In 2017, the FCA commenced civil proceedings against two unregulated ‘pensions introducers’, Avacade Ltd and Alexandra Associates U.K. Ltd, and their directors, who the FCA allege were “…each knowingly concerned in [the] breaches“.
The FCA allege that the Defendants breached financial market rules by making misleading statements and carrying out regulated activities/communicating financial promotions without FCA authorisation/permission.
The FCA has accused the Defendants of persuading more than 1,900 investors to transfer £86 million from their occupational pensions into self-invested personal pensions. The Defendants allegedly dissipated £70 million into high-risk alternative investment schemes such as tree plantations for timber in Costa Rica and teak plantations in Sri Lanka and Malaysia. The FCA claims that the Defendants received more than £10 million in commission despite the investments failing.
The Trial – Shifting the Blame
The Defendants had sought access to unredacted interview notes and other materials prepared during the FCA’s investigation, arguing that these would refocus blame onto their business associates and absolve them of any wrongdoing.
The FCA maintained that the documents requested by the Defendants were confidential, and all information relevant to the accusations against the Defendants had already been provided to them.
The judge agreed with the FCA, ruling that the document requests were a “general roving inquiry” and the materials requested would not help the Defendants.

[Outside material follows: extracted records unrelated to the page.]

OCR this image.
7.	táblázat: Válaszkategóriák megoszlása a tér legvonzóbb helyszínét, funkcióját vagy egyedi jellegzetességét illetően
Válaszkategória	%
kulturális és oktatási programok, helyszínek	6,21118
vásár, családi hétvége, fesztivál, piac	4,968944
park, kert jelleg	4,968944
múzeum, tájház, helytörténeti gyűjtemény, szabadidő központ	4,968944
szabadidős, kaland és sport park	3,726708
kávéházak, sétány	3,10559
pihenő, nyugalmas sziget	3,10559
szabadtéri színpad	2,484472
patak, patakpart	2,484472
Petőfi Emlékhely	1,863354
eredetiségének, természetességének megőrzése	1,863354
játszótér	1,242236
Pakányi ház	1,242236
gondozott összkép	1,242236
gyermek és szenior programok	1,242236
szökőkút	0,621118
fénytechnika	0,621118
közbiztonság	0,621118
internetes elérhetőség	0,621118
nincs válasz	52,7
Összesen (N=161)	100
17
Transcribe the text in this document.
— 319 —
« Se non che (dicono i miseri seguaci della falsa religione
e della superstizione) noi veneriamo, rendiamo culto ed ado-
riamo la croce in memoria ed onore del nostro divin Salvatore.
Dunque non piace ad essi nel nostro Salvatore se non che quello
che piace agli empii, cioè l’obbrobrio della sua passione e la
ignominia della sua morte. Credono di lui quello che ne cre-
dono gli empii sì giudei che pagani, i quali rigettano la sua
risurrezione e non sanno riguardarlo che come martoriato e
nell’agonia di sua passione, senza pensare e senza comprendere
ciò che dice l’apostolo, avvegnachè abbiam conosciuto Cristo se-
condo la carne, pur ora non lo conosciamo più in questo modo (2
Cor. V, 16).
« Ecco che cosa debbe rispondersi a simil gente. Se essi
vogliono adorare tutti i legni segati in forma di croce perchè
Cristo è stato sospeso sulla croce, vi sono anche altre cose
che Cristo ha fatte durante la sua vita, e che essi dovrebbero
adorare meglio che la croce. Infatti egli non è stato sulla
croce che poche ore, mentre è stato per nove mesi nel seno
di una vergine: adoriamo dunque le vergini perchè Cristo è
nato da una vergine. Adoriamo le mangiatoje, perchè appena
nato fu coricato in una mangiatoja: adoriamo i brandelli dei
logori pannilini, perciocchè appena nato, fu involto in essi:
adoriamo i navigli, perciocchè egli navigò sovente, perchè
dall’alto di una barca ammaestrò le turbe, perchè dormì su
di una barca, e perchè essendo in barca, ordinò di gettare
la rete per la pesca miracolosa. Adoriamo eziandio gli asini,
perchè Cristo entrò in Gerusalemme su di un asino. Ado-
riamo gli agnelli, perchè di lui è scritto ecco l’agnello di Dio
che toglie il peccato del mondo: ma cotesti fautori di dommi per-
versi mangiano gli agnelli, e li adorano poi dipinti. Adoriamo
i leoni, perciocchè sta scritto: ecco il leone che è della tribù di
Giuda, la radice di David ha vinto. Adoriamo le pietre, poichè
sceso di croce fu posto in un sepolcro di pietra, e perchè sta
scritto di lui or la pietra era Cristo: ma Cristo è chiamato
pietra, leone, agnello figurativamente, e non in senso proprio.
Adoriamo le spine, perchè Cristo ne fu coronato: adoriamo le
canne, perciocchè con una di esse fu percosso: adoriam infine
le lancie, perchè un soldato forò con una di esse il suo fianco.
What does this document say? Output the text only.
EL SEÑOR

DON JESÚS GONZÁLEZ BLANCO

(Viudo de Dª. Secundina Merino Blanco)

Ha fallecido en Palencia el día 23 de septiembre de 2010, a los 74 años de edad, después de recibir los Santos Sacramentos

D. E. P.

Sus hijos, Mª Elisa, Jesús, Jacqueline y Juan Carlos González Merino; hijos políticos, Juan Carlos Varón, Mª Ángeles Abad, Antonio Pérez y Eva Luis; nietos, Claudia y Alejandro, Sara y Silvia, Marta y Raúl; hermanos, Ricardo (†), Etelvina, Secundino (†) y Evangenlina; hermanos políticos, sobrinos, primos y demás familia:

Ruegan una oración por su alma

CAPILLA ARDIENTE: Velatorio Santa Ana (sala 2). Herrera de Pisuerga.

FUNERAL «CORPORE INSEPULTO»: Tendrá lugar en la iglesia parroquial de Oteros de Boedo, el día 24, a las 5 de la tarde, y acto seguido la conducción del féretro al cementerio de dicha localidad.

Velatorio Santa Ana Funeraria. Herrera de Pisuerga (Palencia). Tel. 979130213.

The FCA has also previously been successful in blocking attempts made by the Defendants to obtain confidential documents from its investigation prior to the commencement of the trial.
The Defendants argue that their activities did not constitute regulated activities as they simply steered clients to qualified advisors who made the investments, and they therefore have not broken the law. For example, the Defendants state that the FCA should in fact be prosecuting financial advisor BlackStar Wealth Management as they had encouraged consumers to purchase bonds in the Brazilian property market. However, the FCA considers this firm to be a “patsy” that did not offer independent advice.
The trial will determine whether the Defendants are liable for breaches under the Financial Services and Markets Act 2000 and the Financial Services Act 2012. A second trial could be held at a later date to determine how much money the FCA can recoup from the Defendants in favour of consumers affected by the alleged breaches. Should the Court rule in favour of the FCA, it could result in the Defendants being ordered to pay tens of millions of pounds in restitution payments for violating market rules by promoting the high-risk investment schemes.